The book dealer and art collector Egon Hassbecker (1924-2013) was interested in art that was produced far from the art market, an art by non-academically trained artists. What started with small exhibitions in a backyard bookstore in Eberbach in 1965 has been an asset to Heidelberg's cultural landscape since 1982, when the museum opened at Haus Cajeth. Following the ideas in line with the art-theoretical approach of Jean Dubuffet, Hassbecker brought together artworks beyond an established market. On his numerous trips to remote areas, he meticulously discovered artists who work completely without role models or imitating styles. He brought together life stories and art pieces of these people, who often lived in simple circumstances. Not infrequently, her biographies were shaped by war experiences and strokes of fate. Some of them had no education and remained illiterate throughout their lives.
Natálie Schmidtová (1895-1981) for example was born in the province of Tambow in central Russia. The early loss of her father forced her penniless mother to raise the children without attending school.
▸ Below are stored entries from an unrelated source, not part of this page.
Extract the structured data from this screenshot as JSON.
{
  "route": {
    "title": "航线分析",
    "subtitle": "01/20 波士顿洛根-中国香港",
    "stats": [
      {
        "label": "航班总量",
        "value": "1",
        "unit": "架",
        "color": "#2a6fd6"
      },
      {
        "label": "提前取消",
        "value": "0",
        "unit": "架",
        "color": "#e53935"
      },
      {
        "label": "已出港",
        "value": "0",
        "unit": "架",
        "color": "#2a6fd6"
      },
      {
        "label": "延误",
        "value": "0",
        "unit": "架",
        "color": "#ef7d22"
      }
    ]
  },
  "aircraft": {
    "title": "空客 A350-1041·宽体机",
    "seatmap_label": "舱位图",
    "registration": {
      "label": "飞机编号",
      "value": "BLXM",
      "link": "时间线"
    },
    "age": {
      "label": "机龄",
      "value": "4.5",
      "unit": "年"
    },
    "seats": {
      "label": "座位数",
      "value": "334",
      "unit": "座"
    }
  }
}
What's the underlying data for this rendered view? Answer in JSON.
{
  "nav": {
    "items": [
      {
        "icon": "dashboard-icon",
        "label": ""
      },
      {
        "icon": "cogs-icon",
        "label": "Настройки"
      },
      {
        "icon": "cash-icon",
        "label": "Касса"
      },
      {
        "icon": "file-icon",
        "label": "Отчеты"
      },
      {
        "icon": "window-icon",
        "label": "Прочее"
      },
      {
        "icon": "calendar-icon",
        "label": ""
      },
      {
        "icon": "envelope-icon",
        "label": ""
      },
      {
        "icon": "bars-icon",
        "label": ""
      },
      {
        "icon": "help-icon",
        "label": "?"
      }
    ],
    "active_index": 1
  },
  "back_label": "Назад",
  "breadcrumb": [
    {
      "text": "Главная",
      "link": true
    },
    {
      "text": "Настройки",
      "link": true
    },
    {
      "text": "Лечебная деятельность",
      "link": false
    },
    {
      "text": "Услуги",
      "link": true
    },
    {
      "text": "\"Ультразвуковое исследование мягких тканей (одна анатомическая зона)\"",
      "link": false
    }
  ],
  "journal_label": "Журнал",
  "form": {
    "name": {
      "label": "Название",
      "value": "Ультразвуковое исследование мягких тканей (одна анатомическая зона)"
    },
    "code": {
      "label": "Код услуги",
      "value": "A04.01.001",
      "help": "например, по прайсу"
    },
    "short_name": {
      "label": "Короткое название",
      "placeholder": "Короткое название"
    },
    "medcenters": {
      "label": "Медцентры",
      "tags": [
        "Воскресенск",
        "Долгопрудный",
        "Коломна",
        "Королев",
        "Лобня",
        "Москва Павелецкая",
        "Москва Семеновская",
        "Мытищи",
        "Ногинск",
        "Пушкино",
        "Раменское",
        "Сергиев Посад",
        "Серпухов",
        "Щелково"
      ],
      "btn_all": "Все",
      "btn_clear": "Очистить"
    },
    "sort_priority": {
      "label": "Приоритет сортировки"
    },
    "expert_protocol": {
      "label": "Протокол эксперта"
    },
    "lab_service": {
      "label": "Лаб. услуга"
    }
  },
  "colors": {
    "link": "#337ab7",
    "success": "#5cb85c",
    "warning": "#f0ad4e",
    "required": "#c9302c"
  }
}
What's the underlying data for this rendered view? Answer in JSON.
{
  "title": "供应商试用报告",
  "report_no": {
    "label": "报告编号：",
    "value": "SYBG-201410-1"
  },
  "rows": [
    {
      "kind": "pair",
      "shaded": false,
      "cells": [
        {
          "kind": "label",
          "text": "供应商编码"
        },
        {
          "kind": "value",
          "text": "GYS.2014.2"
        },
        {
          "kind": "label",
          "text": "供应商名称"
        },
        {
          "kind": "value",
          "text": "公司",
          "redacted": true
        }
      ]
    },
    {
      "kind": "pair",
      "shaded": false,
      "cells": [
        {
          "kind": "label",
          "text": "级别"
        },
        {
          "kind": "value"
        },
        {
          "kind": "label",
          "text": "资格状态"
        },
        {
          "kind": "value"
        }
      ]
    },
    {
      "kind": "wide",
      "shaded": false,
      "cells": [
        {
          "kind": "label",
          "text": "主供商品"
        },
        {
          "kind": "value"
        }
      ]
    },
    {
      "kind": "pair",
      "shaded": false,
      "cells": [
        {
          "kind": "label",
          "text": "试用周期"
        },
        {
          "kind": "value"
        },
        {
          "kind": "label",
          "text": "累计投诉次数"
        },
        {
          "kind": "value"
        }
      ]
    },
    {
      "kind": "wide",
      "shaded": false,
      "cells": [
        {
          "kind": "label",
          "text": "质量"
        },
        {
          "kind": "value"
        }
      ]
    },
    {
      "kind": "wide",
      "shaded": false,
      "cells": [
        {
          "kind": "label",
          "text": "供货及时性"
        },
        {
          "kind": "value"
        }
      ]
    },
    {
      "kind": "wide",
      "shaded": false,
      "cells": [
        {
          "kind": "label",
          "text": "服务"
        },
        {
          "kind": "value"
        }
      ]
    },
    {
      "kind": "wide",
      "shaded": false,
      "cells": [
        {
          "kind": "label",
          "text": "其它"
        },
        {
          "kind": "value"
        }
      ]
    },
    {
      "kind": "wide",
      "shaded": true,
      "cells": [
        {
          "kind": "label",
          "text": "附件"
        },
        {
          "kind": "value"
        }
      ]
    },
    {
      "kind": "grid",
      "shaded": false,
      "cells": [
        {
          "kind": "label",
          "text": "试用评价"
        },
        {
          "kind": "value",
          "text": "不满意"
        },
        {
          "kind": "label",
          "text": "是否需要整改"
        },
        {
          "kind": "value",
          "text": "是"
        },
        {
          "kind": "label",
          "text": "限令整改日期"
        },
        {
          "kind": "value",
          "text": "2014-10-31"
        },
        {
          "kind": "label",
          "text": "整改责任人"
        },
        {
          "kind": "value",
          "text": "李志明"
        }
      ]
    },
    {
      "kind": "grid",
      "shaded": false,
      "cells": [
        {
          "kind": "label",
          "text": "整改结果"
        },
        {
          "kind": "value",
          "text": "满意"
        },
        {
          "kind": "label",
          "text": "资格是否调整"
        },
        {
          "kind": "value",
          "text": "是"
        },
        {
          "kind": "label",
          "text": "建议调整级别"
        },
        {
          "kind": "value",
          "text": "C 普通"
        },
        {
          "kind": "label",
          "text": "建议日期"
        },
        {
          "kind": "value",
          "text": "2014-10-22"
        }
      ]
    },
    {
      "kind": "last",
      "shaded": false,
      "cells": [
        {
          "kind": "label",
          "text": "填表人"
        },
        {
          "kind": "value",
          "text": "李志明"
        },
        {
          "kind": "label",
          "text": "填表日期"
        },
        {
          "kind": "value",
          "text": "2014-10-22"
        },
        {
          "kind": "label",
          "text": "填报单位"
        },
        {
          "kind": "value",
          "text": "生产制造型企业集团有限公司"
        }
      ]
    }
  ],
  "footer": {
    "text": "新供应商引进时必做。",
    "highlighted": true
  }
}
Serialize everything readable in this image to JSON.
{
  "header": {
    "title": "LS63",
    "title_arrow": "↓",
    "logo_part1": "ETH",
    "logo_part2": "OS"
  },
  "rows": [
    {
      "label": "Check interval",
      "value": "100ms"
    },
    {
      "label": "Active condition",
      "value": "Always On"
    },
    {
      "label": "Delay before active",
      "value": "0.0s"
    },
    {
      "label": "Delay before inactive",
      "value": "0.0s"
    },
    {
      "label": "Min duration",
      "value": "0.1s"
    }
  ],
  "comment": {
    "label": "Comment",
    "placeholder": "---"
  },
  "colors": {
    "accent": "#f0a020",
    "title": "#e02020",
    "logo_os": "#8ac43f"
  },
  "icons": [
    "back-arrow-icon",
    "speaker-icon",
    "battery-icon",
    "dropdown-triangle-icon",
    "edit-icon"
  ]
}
Due to the fact that she did not know how to write and read throughout his life, Schmidtová later worked as a nanny on the Black Sea. When she met her husband, they moved to Czechoslovakia and had two daughters. In addition to working as an auxiliary worker on agricultural goods, Schmidtová also devotes herself to painting. She begins to paint landscapes from her memory. Their subjects are simple life: working in the fields, haymaking, hunting, women gathering wood, but also a Sunday walk along a lake or fun at the sea. The color of her pictures conveys carefree and cheerfulness. The artist depicts the essentials with simple means. Despite a certain playfulness in the execution, it would be a mistake to underestimate the great quality of these works. The Italian autodidact Pellegrino Vignali (1905-1884) is similar, but also completely different. Living secluded in the mountains of the Apennines, the illiterate did create his work after his retirement; he was working as a farmer. On his own initiative and without any influence from the art world, he produced drawings, pictures and sculptures of outstanding expressiveness. His archaic motifs include plants, animals and faces and emblematically reflect basic life issues. Vignali's paintings are characterized by a genuine brushwork that follows neither academic traditions nor perspective rules. Spontaneous, original, intuitive, unbiased, profound and meaningful are adjectives that would most likely describe the artist's work. Vignali never intended to live from his art. His works testify to an unobstructed view and individual style that seems to elude any descriptive attempt to explain it.
These are just two examples of an impressive collection that defines the passion of the art lover Egon Hassbecker with his special taste for the immediacy in search of the roots of creativity. But there is something that does not fit to this unique museum. The works presented here are collected under the category "Primitive Art". Although the term "primitive" was used positively and appreciatively in art science in the 18th and 19th centuries and in this sense was used by Wilhelm Uhde to characterize non-academic painters of the 20th century, the term is no longer appropriate in the 21st century. In the last few decades, the term, which is actually neutral, has been given derogatory connotations such as "at a low level of development" or "of a low cultural level". In addition, "primitive" does not remotely describe what awaits visitors to the Haus Cajeth Museum. Namely a multi-layered, complex, fascinating and unclassifiable collection. These works were created free of civil constraints and prestige pressure from autonomous, uninfluenced and unique personalities. It would be presumptuous to describe it with just one term. We owe it to Egon Hassbecker to enjoy its historical and aesthetic value. And so it would be appropriate in close relationship to the Prinzhorn Collection to give the Museum Haus Cajeth the name "The Hassbecker Collection" instead of "Primitive Painting".